Resultó obvio para todo el mundo que ya se había resignado. Mikael respiró aliviado. Lo acompañaban Monica Figuerola, la fiscal Ragnhild Gustavsson, Stefan, el anónimo colaborador de la Säpo, así como otras dos personas del todo desconocidas. Mikael sospechó que una de las dos, como poco, representaba al ministro de Justicia.
– Yo no tuve nada que ver con los asesinatos -dijo Wadensjöö cuando Edklinth volvió a poner en marcha la grabadora.
– Los asesinatos -le dijo Mikael Blomkvist a Monica Figuerola.
– Schhh -contestó ella.
– Fueron Clinton y Gullberg. Yo no tenía ni idea de lo que iban a hacer. Lo juro. Me quedé en estado de shock cuando me enteré de que Gullberg había matado de un tiro a Zalachenko. No me podía creer que fuera verdad… No me lo podía creer.
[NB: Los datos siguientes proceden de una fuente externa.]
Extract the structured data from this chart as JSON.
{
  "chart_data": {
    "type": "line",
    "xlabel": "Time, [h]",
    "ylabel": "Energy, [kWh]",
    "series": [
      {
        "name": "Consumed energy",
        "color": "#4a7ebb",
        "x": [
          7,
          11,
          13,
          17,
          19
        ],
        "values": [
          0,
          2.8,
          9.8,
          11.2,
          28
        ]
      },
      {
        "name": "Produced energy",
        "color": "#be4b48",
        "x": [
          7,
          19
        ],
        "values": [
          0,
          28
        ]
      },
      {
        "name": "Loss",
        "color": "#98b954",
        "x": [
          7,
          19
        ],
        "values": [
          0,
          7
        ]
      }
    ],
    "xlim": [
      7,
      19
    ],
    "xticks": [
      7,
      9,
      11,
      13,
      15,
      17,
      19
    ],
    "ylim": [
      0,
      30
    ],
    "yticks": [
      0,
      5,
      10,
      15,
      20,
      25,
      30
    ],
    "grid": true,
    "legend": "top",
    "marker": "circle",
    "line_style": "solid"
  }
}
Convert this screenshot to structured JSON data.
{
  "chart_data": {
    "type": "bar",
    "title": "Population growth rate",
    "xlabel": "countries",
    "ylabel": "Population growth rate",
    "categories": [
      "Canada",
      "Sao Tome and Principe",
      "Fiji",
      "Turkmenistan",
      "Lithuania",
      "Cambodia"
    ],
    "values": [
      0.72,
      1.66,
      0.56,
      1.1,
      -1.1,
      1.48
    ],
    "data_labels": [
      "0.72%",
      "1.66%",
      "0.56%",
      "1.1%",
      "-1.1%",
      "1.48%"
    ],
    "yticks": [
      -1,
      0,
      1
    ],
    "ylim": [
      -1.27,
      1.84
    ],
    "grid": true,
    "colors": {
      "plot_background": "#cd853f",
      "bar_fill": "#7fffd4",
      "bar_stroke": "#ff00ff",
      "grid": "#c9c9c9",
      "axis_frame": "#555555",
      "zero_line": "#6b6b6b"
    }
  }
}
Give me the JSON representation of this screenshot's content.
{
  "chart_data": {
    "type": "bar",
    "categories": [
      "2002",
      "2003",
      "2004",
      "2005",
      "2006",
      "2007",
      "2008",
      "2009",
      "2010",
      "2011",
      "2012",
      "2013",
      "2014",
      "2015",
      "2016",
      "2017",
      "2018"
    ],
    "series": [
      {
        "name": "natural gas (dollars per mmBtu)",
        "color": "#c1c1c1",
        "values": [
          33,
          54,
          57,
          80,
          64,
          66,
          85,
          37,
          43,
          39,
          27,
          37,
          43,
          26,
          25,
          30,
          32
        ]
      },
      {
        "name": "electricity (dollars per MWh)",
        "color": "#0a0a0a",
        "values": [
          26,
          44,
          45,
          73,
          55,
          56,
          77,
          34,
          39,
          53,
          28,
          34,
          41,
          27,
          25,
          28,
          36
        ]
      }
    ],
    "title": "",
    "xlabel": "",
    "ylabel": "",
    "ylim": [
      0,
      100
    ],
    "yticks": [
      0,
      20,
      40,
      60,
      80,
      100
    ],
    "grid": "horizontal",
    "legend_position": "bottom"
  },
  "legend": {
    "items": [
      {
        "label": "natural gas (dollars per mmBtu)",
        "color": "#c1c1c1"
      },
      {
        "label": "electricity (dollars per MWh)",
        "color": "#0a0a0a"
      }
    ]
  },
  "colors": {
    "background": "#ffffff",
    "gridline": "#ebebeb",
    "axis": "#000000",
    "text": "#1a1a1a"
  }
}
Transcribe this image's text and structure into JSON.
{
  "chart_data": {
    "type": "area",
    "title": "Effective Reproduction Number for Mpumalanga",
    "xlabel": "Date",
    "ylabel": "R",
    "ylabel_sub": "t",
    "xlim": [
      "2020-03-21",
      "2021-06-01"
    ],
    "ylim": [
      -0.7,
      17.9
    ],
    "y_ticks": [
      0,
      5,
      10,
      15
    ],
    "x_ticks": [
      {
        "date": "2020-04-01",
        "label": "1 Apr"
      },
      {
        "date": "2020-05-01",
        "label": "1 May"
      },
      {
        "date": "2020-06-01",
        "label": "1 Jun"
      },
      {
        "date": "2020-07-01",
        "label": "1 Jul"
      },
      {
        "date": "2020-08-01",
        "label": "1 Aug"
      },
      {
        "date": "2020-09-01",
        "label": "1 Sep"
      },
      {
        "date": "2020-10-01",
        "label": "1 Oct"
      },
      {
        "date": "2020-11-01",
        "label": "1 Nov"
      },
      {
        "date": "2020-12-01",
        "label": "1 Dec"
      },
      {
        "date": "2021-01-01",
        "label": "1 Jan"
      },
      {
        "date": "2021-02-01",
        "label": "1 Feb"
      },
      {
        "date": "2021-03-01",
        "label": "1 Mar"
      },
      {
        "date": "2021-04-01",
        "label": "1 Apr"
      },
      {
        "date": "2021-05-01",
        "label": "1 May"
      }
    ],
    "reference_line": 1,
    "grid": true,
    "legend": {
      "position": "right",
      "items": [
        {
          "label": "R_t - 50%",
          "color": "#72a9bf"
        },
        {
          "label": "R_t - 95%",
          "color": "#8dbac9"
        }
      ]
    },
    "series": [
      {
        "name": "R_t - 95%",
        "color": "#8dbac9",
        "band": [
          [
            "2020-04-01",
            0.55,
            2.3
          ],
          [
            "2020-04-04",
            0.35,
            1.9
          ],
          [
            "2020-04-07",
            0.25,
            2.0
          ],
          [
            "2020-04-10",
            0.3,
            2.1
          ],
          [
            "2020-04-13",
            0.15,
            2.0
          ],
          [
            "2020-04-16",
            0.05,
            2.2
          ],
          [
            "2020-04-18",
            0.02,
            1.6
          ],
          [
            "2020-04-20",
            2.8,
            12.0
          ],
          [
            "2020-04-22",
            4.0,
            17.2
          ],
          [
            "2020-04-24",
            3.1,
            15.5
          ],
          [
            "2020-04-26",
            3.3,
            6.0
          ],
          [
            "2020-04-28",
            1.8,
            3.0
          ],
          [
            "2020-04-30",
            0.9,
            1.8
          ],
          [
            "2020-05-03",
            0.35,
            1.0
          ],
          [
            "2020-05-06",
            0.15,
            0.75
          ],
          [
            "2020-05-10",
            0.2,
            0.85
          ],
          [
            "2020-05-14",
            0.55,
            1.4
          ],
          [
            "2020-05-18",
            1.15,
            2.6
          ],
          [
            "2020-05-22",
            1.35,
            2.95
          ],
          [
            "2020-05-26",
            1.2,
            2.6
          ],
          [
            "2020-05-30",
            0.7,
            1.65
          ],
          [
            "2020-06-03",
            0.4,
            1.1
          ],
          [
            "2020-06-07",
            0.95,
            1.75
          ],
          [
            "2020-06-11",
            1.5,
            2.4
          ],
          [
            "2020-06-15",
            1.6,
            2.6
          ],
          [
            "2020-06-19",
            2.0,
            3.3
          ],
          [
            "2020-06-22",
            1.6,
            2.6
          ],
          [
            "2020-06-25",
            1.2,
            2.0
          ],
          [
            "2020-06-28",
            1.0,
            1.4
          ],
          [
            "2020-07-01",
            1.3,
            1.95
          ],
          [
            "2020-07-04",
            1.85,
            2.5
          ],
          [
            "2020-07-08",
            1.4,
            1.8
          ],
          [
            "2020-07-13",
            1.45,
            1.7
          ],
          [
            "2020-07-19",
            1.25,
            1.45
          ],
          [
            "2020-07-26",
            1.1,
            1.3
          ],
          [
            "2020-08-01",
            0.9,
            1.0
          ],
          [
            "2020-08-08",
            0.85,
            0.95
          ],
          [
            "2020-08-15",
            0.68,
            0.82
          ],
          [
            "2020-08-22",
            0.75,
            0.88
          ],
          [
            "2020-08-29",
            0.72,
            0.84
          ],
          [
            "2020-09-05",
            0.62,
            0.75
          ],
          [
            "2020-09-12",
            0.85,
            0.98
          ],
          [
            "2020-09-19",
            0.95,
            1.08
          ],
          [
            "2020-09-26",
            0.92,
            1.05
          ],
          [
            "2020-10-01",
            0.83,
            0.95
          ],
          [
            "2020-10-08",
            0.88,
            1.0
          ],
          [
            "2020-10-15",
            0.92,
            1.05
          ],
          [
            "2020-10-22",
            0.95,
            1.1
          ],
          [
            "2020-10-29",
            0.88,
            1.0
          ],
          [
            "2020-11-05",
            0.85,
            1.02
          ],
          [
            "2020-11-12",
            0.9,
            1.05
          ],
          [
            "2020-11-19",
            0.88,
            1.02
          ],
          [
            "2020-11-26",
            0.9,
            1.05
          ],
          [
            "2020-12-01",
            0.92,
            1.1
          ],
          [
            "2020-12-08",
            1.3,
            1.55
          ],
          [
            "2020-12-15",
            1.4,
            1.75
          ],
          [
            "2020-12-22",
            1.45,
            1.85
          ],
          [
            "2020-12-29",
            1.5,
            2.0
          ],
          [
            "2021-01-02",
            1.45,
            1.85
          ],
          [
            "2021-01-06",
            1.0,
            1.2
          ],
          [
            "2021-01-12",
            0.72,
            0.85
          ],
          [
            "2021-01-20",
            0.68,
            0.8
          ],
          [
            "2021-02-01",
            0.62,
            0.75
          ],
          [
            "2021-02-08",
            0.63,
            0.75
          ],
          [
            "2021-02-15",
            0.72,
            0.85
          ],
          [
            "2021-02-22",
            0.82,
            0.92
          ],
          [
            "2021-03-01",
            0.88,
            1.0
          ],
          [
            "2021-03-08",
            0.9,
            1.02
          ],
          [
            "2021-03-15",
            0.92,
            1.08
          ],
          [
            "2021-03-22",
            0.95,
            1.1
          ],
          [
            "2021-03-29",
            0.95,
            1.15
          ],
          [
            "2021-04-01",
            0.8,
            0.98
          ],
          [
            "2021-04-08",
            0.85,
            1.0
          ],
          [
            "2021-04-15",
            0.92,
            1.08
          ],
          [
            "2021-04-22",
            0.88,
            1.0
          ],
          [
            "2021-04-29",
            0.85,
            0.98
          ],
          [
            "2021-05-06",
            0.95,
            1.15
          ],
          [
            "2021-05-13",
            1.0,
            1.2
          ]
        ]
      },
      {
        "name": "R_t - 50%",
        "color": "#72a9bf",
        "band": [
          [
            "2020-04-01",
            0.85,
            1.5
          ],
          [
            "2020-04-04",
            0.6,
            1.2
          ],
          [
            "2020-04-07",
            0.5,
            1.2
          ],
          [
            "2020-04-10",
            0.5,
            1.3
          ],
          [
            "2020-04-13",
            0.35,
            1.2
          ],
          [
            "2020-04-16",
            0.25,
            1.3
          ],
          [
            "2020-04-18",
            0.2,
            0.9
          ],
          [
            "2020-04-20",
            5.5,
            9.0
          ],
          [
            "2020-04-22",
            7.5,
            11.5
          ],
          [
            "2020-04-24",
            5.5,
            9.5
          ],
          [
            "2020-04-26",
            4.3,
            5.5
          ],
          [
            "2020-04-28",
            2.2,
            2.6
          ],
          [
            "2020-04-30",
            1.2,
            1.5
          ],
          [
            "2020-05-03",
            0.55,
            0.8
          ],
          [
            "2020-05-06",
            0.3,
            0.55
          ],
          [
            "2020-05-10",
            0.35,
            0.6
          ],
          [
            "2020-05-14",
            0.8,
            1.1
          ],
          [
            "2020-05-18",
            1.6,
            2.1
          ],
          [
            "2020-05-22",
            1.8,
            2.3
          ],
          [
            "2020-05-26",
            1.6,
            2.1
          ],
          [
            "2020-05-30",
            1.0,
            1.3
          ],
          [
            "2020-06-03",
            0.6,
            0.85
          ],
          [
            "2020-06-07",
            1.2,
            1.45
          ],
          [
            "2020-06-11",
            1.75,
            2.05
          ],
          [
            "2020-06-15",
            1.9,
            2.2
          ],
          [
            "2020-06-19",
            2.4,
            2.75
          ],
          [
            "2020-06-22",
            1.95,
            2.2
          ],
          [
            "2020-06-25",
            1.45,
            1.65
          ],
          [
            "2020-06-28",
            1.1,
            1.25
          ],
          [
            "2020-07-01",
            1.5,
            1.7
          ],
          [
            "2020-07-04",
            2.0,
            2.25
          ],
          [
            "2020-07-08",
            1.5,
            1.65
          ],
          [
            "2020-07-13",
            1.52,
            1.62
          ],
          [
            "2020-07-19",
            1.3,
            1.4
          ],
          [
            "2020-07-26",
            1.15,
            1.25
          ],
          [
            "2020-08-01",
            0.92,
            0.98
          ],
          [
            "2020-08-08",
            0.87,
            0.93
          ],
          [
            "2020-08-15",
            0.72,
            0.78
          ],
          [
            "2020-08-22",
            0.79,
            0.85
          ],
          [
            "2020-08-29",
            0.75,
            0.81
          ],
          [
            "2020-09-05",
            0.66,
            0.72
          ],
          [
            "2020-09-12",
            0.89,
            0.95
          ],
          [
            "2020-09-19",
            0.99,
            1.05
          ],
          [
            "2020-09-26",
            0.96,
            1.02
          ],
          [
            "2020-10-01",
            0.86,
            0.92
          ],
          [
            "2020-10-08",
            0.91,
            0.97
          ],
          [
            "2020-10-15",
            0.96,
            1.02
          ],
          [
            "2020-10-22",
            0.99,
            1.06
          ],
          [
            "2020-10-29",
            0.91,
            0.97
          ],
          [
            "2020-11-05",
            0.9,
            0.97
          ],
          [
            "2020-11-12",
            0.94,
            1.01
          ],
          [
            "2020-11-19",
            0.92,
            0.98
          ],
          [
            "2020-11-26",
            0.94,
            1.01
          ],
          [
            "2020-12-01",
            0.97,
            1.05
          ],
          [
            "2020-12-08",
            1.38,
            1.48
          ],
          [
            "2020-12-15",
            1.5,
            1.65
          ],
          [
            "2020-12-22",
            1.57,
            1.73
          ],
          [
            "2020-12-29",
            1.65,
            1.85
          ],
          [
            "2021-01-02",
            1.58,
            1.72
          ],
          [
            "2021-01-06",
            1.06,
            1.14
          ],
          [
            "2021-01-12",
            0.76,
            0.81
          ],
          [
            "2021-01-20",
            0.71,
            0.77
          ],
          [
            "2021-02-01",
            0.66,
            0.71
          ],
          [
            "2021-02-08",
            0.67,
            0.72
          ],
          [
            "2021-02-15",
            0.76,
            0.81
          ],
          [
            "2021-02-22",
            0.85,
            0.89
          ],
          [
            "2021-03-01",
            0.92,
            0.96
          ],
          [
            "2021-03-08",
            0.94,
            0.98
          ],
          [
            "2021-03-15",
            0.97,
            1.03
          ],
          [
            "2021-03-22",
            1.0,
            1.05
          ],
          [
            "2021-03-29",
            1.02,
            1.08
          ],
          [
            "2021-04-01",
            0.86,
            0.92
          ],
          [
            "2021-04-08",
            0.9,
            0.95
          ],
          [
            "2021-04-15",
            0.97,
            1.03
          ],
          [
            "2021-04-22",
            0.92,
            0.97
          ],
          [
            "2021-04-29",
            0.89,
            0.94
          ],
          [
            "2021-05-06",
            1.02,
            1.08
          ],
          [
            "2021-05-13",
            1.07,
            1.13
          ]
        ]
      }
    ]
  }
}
Y cuando me enteré de lo de Björck por poco me da un infarto.
– Háblame del asesinato de Björck -dijo Edklinth sin cambiar el tono de voz-. ¿Cómo se llevó a cabo?
– Clinton contrató a alguien No sé ni siquiera cómo lo hicieron, pero eran dos yugoslavos. Serbios, si no me equivoco. Fue Georg Nyström quien les hizo el encargo y les pagó. Nada más saberlo, comprendí que todo aquello acabaría siendo nuestra ruina.
– Retomémoslo desde el principio -propuso Edklinth-. ¿Cuándo empezaste a trabajar para la Sección?
Cuando Wadensjöö comenzó a hablar ya no hubo quien lo parara. El interrogatorio se prolongó durante casi cinco horas.